Verso una guerra tra Procure

MilanoLa versione ufficiale è affidata a poche, asettiche righe. «Con riferimento a notizie di stampa in ordine a indagine pendente presso la Procura di Napoli, si comunica che non vi è stata alcuna trasmissione di documenti tra i due uffici, non vi è stata e non è prevista alcuna attività di indagine comune». L’aria che si respira nei corridoi del palazzaccio milanese, però, è un’altra. Fastidio e irritazione. Per i tempi e i contenuti di un’inchiesta che porta acqua al mulino sbagliato. E che - vista dal capoluogo lombardo - sembra il classico bastone tra le ruote.
Le novità che arrivano - meglio, che escono - dagli ambienti investigativi partenopei aprono un fronte polemico tra le toghe. Formalmente, i magistrati milanesi si limitano a chiamarsi fuori e a non commentare il lavoro dei colleghi campani. Ma il giudizio sul loro operato è tutt’altro che positivo. Sia nel merito che nel metodo. Primo, il fascicolo napoletano appare ancora in fase embrionale, a differenza di quello milanese che sostanzialmente è giunto a conclusione. Secondo, nessun atto che potesse rendere pubblica quell’inchiesta - eccezion fatta per la perquisizione a casa della showgirl Sara Tommasi, avvenuta soltanto ieri - era ancora stato disposto, eppure sui giornali è stata pubblicata in maniera pressoché integrale l’informativa della Squadra mobile, con tanto di sms al presidente del Consiglio (senza risposta), e al ministro La Russa (che risponde picche), e che racconta una storiaccia di droga e prostituzione. Una sorta di doppione dell’indagine milanese, ma molto più rabberciata. Ora - è il ragionamento dei magistrati lombardi - non poteva esserci momento peggiore perché simili notizie finissero sulle prime pagine dei giornali. Perché se il premier lancia l’allarme sull’Italia commissariata dalle Procure, quella imbastita dalle toghe napoletane diventa una clamorosa sponda. E basta poco - una testimonianza farlocca, una denuncia infondata, una circostanza inverosimile inclusa negli atti - per mandare tutto in vacca. È il timore dell’emulazione. E cioè che sull’onda lunga (mediatica, oltre che giudiziaria) dell’inchiesta milanese, altri uffici cerchino visibilità scandagliando piste più o meno strampalate, esponendo il lavoro fin qui svolto dal pool di Bruti Liberati alla critica del «così fan tutti (i giudici)». Il rischio, in poche parole, è un’equazione ampiamente diffusa in parte del Paese e del mondo politico, e che a Milano intendono scongiurare: se tutti i pm sono contro Berlusconi, allora c’è una congiura delle toghe contro il presidente del Consiglio.

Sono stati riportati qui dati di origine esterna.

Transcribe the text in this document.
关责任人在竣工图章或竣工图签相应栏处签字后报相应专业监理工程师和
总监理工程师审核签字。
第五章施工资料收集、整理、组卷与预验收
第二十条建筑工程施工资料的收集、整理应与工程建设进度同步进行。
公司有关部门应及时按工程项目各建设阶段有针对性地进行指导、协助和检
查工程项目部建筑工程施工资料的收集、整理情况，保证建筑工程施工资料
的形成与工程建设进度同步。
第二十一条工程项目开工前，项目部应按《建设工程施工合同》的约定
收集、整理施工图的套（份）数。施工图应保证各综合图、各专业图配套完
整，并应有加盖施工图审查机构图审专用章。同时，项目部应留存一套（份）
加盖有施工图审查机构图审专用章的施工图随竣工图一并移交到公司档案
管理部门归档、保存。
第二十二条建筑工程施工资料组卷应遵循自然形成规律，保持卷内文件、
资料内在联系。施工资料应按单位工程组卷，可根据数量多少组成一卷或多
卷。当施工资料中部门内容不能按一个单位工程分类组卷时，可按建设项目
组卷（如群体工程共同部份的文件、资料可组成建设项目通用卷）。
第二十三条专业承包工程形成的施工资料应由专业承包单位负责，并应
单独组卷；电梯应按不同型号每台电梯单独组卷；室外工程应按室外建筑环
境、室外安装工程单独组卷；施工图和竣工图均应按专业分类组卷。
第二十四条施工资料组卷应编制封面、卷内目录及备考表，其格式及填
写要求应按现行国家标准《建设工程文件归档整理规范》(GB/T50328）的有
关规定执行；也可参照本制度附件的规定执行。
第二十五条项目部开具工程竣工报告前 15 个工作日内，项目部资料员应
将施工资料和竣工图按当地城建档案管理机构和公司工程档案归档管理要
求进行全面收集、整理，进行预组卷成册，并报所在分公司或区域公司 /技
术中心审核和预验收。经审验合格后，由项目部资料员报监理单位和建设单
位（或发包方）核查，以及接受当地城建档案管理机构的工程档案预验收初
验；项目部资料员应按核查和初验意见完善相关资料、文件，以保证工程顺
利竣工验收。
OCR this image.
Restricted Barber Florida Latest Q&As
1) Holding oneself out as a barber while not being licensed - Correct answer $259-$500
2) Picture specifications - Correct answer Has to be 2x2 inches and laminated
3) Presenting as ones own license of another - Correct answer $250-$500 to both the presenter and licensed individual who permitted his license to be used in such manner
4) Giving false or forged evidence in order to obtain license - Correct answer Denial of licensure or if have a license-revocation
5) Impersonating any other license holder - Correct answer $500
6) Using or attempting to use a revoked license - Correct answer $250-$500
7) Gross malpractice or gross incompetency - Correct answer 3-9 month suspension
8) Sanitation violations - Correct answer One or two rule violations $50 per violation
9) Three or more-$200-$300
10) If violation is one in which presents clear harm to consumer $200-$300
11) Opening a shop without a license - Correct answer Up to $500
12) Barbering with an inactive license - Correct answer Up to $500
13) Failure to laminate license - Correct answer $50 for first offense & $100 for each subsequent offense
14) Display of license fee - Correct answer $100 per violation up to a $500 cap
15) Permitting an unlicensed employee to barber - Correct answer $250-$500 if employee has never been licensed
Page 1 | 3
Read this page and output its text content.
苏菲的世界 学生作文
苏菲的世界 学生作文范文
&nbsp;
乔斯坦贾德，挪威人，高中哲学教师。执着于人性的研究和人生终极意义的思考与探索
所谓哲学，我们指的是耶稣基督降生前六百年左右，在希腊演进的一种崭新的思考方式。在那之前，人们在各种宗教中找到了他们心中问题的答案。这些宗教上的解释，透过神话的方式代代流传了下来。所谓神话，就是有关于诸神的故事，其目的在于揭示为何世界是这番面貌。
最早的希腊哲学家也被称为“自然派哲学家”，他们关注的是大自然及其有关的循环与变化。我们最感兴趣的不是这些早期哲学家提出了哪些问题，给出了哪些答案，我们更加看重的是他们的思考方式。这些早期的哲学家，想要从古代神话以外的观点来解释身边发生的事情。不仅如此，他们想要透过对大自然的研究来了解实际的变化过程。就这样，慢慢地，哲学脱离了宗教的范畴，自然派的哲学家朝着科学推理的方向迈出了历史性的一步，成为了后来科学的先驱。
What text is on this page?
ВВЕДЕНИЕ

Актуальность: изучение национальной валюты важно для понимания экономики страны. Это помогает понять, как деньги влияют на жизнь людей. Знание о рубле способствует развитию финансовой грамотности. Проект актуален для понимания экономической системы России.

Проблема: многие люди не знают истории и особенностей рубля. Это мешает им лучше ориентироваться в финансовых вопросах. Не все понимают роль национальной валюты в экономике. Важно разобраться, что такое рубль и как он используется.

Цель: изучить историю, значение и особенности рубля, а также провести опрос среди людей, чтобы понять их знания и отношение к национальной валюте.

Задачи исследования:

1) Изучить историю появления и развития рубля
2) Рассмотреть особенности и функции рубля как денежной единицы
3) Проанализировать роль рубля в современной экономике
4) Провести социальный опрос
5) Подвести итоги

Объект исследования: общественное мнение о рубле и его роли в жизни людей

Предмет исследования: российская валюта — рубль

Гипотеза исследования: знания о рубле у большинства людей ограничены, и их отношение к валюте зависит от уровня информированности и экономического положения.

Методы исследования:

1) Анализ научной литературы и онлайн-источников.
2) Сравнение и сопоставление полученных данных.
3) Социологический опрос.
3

«Diffidate dalle imitazioni», è il succo della reazione avuta dal poker Bruti-Boccassini-Forno-Sangermano di fronte alle notizie che arrivano da Napoli. E in realtà, non è solo una questione di primogenitura. L’inchiesta figlia dei pm milanesi, infatti, potrebbe davvero essere danneggiata da quella partenopea. Ancora una volta Bruti professa tranquillità. «Non accadrà mai», dice. Però è chiaro che se il gip Cristina Di Censo dovesse respingere la richiesta di giudizio immediato per il premier e rinviare gli atti ai pm per ulteriori indagini, questi rischierebbero di vedersi costretti a prendere in considerazione gli elementi investigativi che - in modo caotico, frammentario e talvolta contraddittorio - stanno emergendo dal capoluogo campano.

Allungando ulteriormente i tempi di un’indagine che davano ormai per conclusa. Trovandosi a gestire materiale su cui non hanno mai puntato. E seguendo piste alle quali - appare piuttosto chiaro, anche se questo non verrà mai scritto in nessun comunicato ufficiale - non sembrano credere affatto.